In this session, we’ve explored how to use Visual Studio Code (VS Code) as an Integrated Development Environment (IDE) for Python programming, focusing on its debugging capabilities and understanding Python error messages.

  • VS Code Features:

    • Code Editing: Write and edit your code with syntax highlighting and code completion.

    • Execution: Run your scripts directly within VS Code.

    • Debugging: Set breakpoints, step through code, and inspect variables.

  • Debugging Techniques:

    • Breakpoints: Pause execution to examine the state of your program.

    • Step Execution: Execute code line by line to observe the flow.

    • Variable Inspection: Check the values of variables at different points.

  • Understanding Errors:

    • Error Messages: Read and interpret error messages to identify issues.

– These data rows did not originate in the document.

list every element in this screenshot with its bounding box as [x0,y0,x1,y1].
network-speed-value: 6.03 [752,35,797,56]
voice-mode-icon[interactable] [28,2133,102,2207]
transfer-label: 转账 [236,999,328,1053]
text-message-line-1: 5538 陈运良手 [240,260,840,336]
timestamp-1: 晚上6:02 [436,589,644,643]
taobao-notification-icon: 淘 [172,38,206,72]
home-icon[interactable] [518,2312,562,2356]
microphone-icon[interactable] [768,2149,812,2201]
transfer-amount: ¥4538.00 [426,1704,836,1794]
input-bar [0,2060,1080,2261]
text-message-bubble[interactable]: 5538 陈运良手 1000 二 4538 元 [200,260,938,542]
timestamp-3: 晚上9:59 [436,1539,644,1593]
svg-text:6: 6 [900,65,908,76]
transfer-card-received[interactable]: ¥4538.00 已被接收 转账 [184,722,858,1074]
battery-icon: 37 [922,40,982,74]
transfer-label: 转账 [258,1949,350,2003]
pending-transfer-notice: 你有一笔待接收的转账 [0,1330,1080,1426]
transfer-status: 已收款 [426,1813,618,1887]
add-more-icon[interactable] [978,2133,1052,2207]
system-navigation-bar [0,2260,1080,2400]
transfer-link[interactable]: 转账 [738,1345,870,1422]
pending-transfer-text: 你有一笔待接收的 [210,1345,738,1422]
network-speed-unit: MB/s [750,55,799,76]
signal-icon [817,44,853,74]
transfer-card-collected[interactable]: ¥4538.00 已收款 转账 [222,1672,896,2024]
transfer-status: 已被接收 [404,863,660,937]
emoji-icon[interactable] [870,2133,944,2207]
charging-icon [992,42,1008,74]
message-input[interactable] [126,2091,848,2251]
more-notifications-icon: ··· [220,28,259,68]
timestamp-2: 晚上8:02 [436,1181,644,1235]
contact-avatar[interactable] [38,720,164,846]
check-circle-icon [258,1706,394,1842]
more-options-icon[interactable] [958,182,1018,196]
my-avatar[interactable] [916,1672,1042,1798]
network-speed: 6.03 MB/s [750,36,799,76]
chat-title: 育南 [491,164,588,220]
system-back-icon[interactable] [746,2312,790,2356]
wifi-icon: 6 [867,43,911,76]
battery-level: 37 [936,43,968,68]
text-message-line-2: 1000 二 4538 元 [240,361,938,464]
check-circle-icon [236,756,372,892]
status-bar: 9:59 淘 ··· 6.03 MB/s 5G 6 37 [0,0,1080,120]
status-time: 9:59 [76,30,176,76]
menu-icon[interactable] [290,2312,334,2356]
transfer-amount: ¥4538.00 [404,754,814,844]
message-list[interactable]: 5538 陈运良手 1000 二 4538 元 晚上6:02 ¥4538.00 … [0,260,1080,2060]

    • Common Errors: Be familiar with common Python errors and their causes.

    • Tracebacks: Use tracebacks to locate where errors occur in your code.

By mastering these tools and techniques, you can efficiently identify and fix bugs in your programs, leading to more reliable and robust code. Remember that debugging is a normal part of programming; even experienced developers spend time debugging, as almost no code is completely correct the first time around!